怪物挥舞着巨大的身躯向任易袭来,但就在这一瞬间,那些无形的丝线突然全部拉直,怪物以一个扭曲的姿势悬停在空中,张开的巨口和挥舞的四肢在瞬间静止。然后,轰然一声巨响,怪物庞大的身躯塌了下来,将池底石板砸得粉碎。
“原来这就是它的力量……”任易恍然大悟地点点头,毫不在意地甩掉脸上的鲜血和碎石屑。他惊讶地发现,自己身上的伤口正在以肉眼可见的速度愈合着。
他继续探索着这个神秘物体的力量:“‘蚩尤旗’又是什么呢?”随着他的念头一动,虚无中的透明球体内光芒激荡起来,另一个词绽放出耀眼的光芒。
被松开的怪物突然爆发出恐惧的嘶吼声,它疯狂地挣扎着想要逃离这个可怕的地方。而任易则感受到一股前所未有的力量涌上心头,他的眼神变得坚定而有力。

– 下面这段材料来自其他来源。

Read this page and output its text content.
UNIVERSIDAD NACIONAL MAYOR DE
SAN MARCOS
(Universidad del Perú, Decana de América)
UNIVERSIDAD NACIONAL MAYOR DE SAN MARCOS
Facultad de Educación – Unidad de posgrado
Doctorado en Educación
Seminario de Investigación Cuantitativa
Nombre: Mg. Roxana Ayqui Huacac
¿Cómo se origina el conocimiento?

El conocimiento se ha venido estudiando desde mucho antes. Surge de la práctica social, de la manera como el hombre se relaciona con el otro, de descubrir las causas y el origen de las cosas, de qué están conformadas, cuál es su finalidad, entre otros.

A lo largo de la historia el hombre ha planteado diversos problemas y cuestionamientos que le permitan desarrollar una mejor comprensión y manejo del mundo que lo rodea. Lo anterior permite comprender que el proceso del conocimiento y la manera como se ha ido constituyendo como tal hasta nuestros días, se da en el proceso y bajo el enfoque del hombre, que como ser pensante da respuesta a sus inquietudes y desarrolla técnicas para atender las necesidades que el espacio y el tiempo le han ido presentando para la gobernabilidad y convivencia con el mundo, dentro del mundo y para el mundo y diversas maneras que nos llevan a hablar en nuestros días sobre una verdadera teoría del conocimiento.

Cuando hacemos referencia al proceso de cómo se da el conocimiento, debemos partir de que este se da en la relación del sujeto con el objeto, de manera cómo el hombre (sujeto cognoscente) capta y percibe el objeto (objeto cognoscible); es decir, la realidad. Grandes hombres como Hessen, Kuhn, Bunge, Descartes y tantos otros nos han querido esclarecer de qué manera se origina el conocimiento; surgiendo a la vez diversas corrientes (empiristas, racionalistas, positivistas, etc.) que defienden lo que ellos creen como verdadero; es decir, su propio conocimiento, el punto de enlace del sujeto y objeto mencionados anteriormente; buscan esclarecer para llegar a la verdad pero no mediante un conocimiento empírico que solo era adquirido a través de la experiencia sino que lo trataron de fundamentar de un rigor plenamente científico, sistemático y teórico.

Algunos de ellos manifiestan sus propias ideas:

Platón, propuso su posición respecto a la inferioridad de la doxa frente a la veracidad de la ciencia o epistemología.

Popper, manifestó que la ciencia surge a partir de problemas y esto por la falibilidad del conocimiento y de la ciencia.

他一步一步地走向那个庞大的怪物,每一步都充满了自信和决心。
怪物似乎也感受到了任易的变化,它更加疯狂地想要逃离。但在昏暗的祠堂内、血肉堆积的活祭池中,这个渺小的身影却如同巨人般朝着它逼近。下一秒,任易如同飞鸟般敏捷地窜出,张开五指猛地刺入怪物的皮肉之中。鲜血四溅!
怪物痛苦地翻滚着身体,试图挣脱任易的束缚。但任易的双手却如同铁钳般紧紧抓着不放,他飞快地撕扯着怪物的身躯,将其逐渐肢解。随着怪物的身躯越来越小,两旁的尸山却渐渐壮大起来。最终,在任易的一记重拳之下,怪物发出了最后一声悲鸣后轰然倒地。
失去了吞噬的源头后,水池上方的数十个游荡的死尸瞬间变得杂乱无章起来,它们开始互相撕咬、坠落。任易难以置信地站在满地狼藉之中凝视着自己的双手:“我……我竟然拥有了如此强大的力量!”
而在遥远的地方,一个娇小的女孩猛然抬头望向天空,她的双眼瞬间变得绯红起来。失控般爆发出潮水般汹涌澎湃的虚幻光芒:“是‘天圆地方’!我终于找到它了!”
在一片慌乱的呼喊声中,“任易!任易!”的呼唤穿透了祠堂的沉寂,紧接着,“少东家!”的焦急呼唤也随之而来。任易此刻正筋疲力尽地悬挂于活祭池的边缘,这些熟悉的声音如同救命稻草般突然响起。
“父亲?”任易心中一惊,他辨认出了声音中的一份属于他的父亲,还有王叔以及其他镖师的声音,“他们怎会在此?”
他挣扎着回应了一声,用尽全身力气从池边挣脱,踉跄地向门外奔去。门外,一个满身是血的中年男子,眼中布满血丝,手持一柄宽厚的重剑,几乎是在听到任易声音的瞬间便冲上了台阶。
“儿子……”中年男子抬头,重剑砰然落地,“你还活着!”
这男子便是陵州任氏镖局的掌门人,任易的父亲任游。任游扔下重剑,几步跨到任易身边。